The letter was signed by a high-profile group of former ministers, diplomats, army officials and academics, the South China Morning Postnewspaper reported, and was published just one day after the liberal-leaning journal Yanhuang Chunqiu ran a cover story calling for greater political liberalisation.

The retired cadres are said to be furious at the introduction of laws protecting private property at the National People's Congress in March. They also signed a petition against that legislation at the time.

Their letter blamed the introduction of capitalism for corruption and a widening wealth gap - two of the chief ills in society that President Hu's government has made very public efforts to address.

"Frankly speaking, the current reform model is trying to replace public ownership with private ownership and to transform China from a socialist country into a capitalist country," the letter said. "We're going down an evil road. The whole country is at a most precarious moment."
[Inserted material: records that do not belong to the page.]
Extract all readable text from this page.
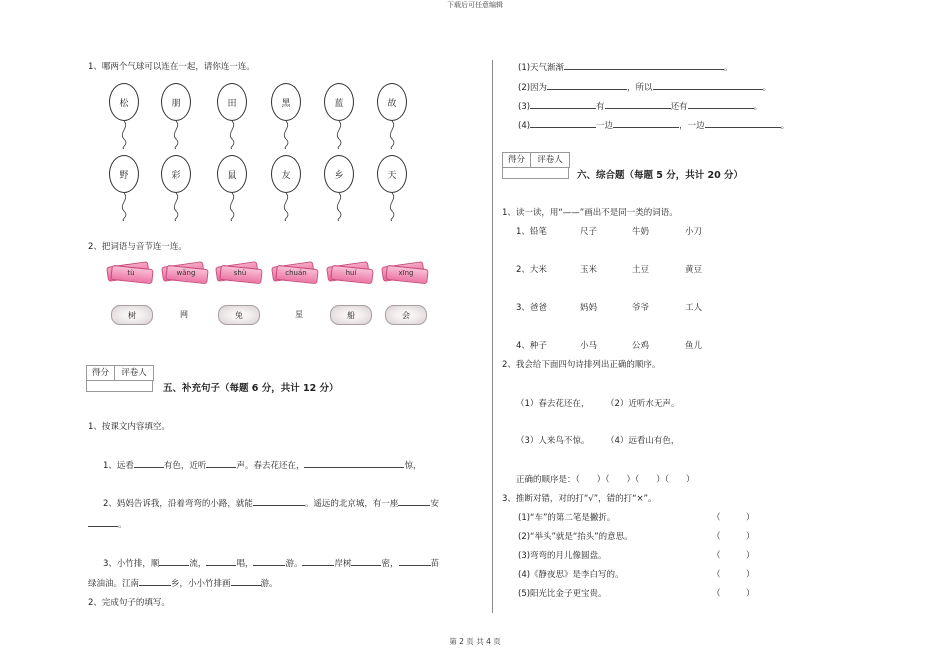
下载后可任意编辑
第 2 页 共 4 页
1、哪两个气球可以连在一起，请你连一连。
松	朋	田	黑	蓝	故
野	彩	鼠	友	乡	天
2、把词语与音节连一连。
tù	wǎng	shù	chuán	huí	xīng
树	网	兔	星	船	会
得分	评卷人
五、补充句子（每题 6 分，共计 12 分）
1、按课文内容填空。
1、远看	有色，近听	声。春去花还在，	惊，
2、妈妈告诉我，沿着弯弯的小路，就能	。遥远的北京城，有一座	安
。
3、小竹排，顺	流，	唱，	游。	岸树	密，	苗
绿油油。江南	乡，小小竹排画	游。
2、完成句子的填写。
(1)天气渐渐	。
(2)因为	，所以	。
(3)	有	还有	。
(4)	一边	，一边	。
得分	评卷人
六、综合题（每题 5 分，共计 20 分）
1、读一读，用“——”画出不是同一类的词语。
1、铅笔	尺子	牛奶	小刀
2、大米	玉米	土豆	黄豆
3、爸爸	妈妈	爷爷	工人
4、种子	小马	公鸡	鱼儿
2、我会给下面四句诗排列出正确的顺序。
（1）春去花还在， （2）近听水无声。
（3）人来鸟不惊。 （4）远看山有色，
正确的顺序是：（　　）（　　）（　　）（　　）
3、推断对错，对的打“√”，错的打“×”。
(1)“车”的第二笔是撇折。	（　　　）
(2)“举头”就是“抬头”的意思。	（　　　）
(3)弯弯的月儿像圆盘。	（　　　）
(4)《静夜思》是李白写的。	（　　　）
(5)阳光比金子更宝贵。	（　　　）
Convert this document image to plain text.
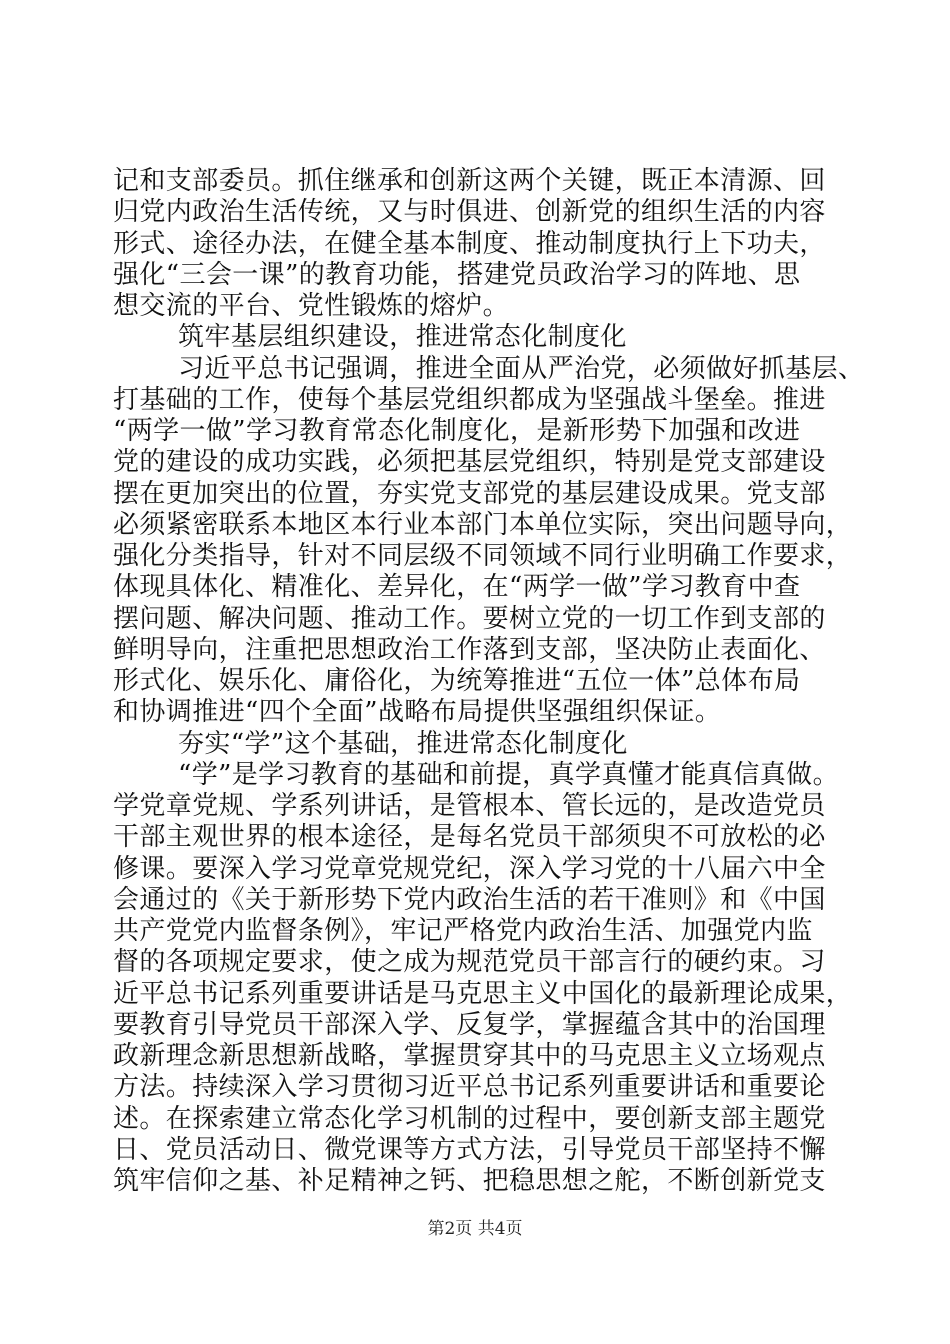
记和支部委员。抓住继承和创新这两个关键，既正本清源、回
归党内政治生活传统，又与时俱进、创新党的组织生活的内容
形式、途径办法，在健全基本制度、推动制度执行上下功夫，
强化“三会一课”的教育功能，搭建党员政治学习的阵地、思
想交流的平台、党性锻炼的熔炉。
筑牢基层组织建设，推进常态化制度化
习近平总书记强调，推进全面从严治党，必须做好抓基层、
打基础的工作，使每个基层党组织都成为坚强战斗堡垒。推进
“两学一做”学习教育常态化制度化，是新形势下加强和改进
党的建设的成功实践，必须把基层党组织，特别是党支部建设
摆在更加突出的位置，夯实党支部党的基层建设成果。党支部
必须紧密联系本地区本行业本部门本单位实际，突出问题导向，
强化分类指导，针对不同层级不同领域不同行业明确工作要求，
体现具体化、精准化、差异化，在“两学一做”学习教育中查
摆问题、解决问题、推动工作。要树立党的一切工作到支部的
鲜明导向，注重把思想政治工作落到支部，坚决防止表面化、
形式化、娱乐化、庸俗化，为统筹推进“五位一体”总体布局
和协调推进“四个全面”战略布局提供坚强组织保证。
夯实“学”这个基础，推进常态化制度化
“学”是学习教育的基础和前提，真学真懂才能真信真做。
学党章党规、学系列讲话，是管根本、管长远的，是改造党员
干部主观世界的根本途径，是每名党员干部须臾不可放松的必
修课。要深入学习党章党规党纪，深入学习党的十八届六中全
会通过的《关于新形势下党内政治生活的若干准则》和《中国
共产党党内监督条例》，牢记严格党内政治生活、加强党内监
督的各项规定要求，使之成为规范党员干部言行的硬约束。习
近平总书记系列重要讲话是马克思主义中国化的最新理论成果，
要教育引导党员干部深入学、反复学，掌握蕴含其中的治国理
政新理念新思想新战略，掌握贯穿其中的马克思主义立场观点
方法。持续深入学习贯彻习近平总书记系列重要讲话和重要论
述。在探索建立常态化学习机制的过程中，要创新支部主题党
日、党员活动日、微党课等方式方法，引导党员干部坚持不懈
筑牢信仰之基、补足精神之钙、把稳思想之舵，不断创新党支
第2页 共4页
Ironically, the article came at the same time as a report in the China Dailynewspaper, which showed that nearly three million members of the Communist Party were working in private business last year and 810,000 were self-employed. The ruling party, which boasted about 72.4 million members at the end of 2006, had 178,000 branches operating in private firms, a rise of 80 per cent from the year before.

The article suggested the central leadership launch an ideological campaign before the party congress to restore orthodox Marxism and purge other revisionist socialist ideologies such as social democracy.

It said that unless old values were restored, China would soon have "its own Boris Yeltsin" and that "the demise of party and country would loom".